When the current month ends, PortaBilling adds a charge for another month.

Example

Panda Telecom launches cloud PBX service for a $90 monthly subscription. To improve their cash flow, Panda Telecom charges the subscription fee for three months in advance.

Say a new Panda Telecom’s customer, ABC company, signs up for the cloud PBX service on April 21st. The “$90 (3 months in advance)” subscription is activated for ABC.

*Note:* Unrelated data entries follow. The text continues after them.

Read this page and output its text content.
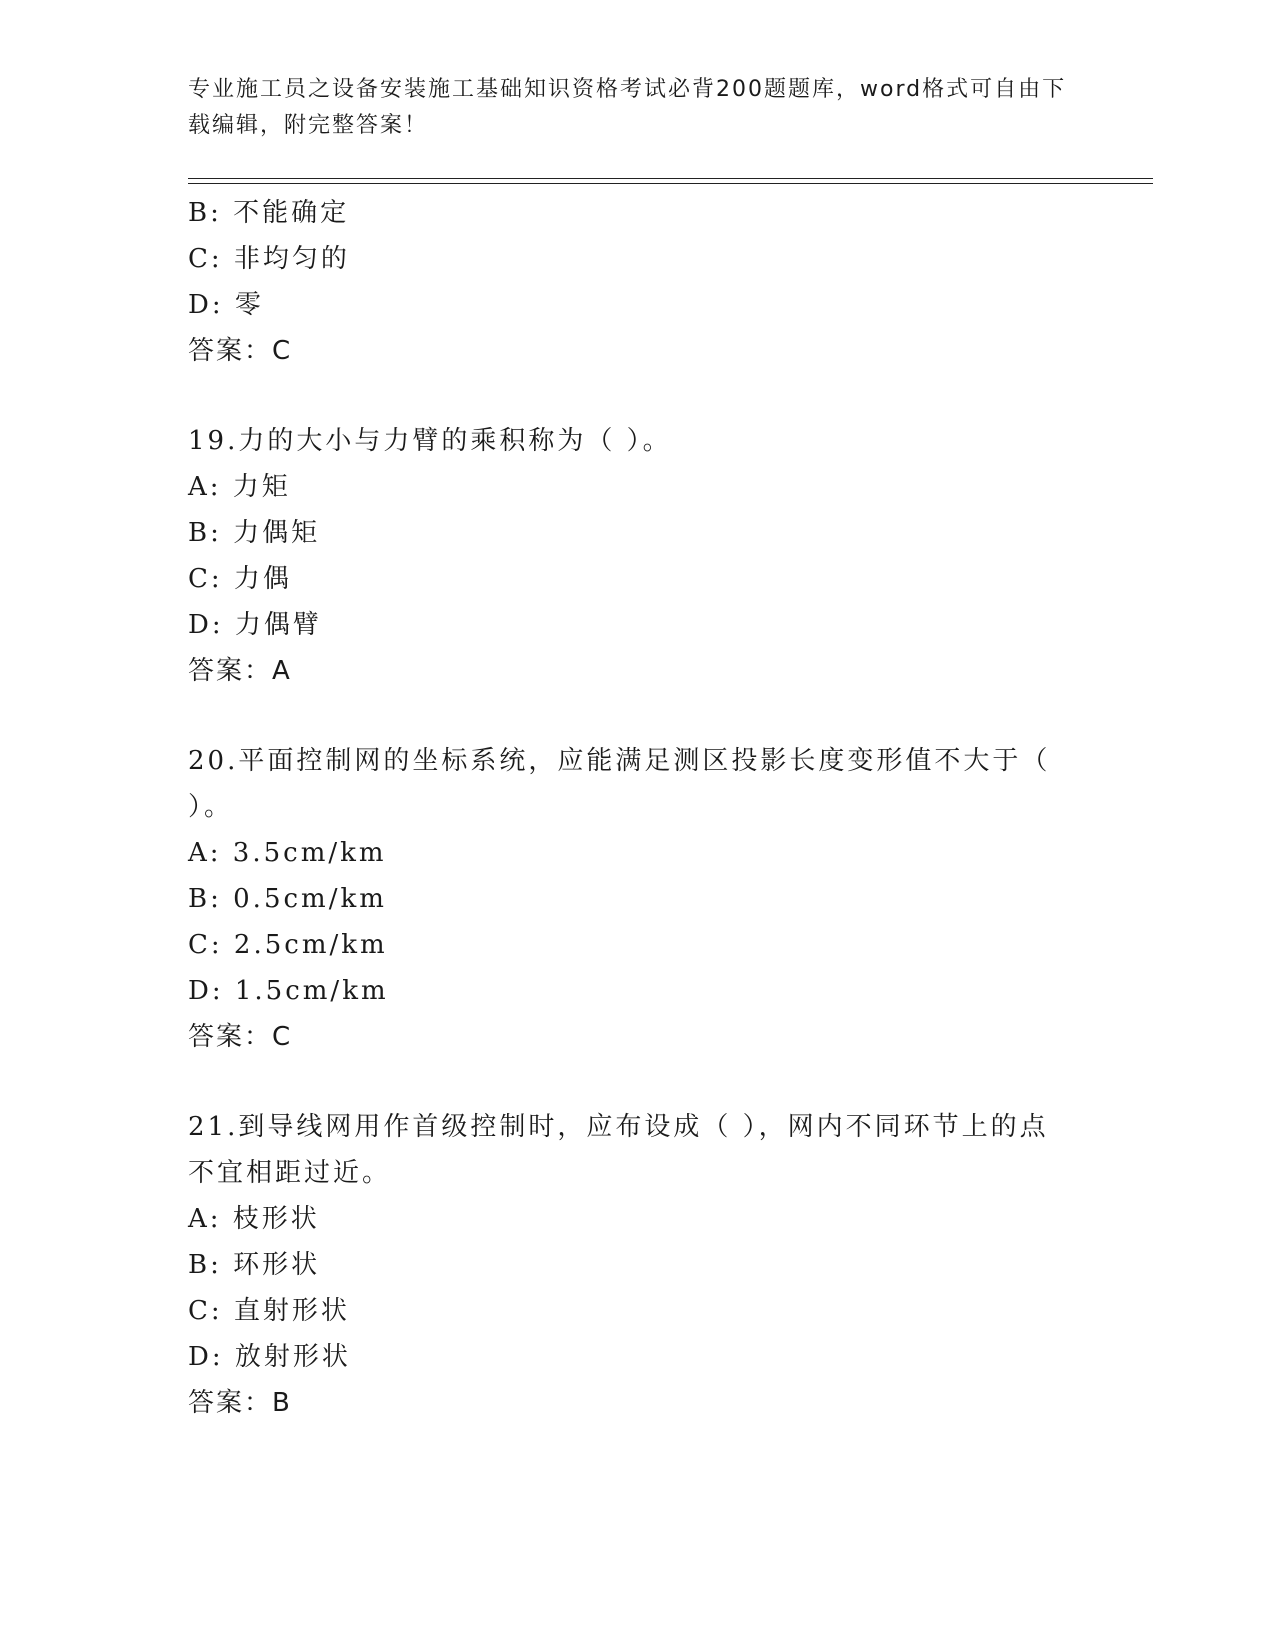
专业施工员之设备安装施工基础知识资格考试必背200题题库，word格式可自由下载编辑，附完整答案！
B: 不能确定
C: 非均匀的
D: 零
答案：C
19.力的大小与力臂的乘积称为（ ）。
A: 力矩
B: 力偶矩
C: 力偶
D: 力偶臂
答案：A
20.平面控制网的坐标系统，应能满足测区投影长度变形值不大于（ ）。
A: 3.5cm/km
B: 0.5cm/km
C: 2.5cm/km
D: 1.5cm/km
答案：C
21.到导线网用作首级控制时，应布设成（ ），网内不同环节上的点不宜相距过近。
A: 枝形状
B: 环形状
C: 直射形状
D: 放射形状
答案：B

The charge for April is immediately applied to ABC’s balance – $30 for 10 days (the period from April 21st to April 30th), and ABC starts using the cloud PBX service.

By default, when a customer signs up for or cancels a subscription in the middle of a billing period, they are charged the prorated periodic fee. You can charge customers a full fee. See the Prorated/full periodic fee chapter for more details.

Once the April billing period closes, PortaBilling additionally applies the subscription charges for 3 months in advance (May, June, and July). On May 1st, ABC receives an invoice with a subscription charge of $300 that covers:

  • $30 for April (the period from April 21st to April 30th)
  • $90 for May
  • $90 for June
  • $90 for July

Once the May billing period closes, PortaBilling detects that ABC has already been charged for two out of three months in advance (for June and July) and applies to ABC’s balance a $90 subscription charge for one more month (August). So, ABC has 3 subsequent months (June, July, and August) covered again.

When another month passes, PortaBilling adds the $90 charge for one month more, so in total, the customer always has three months covered.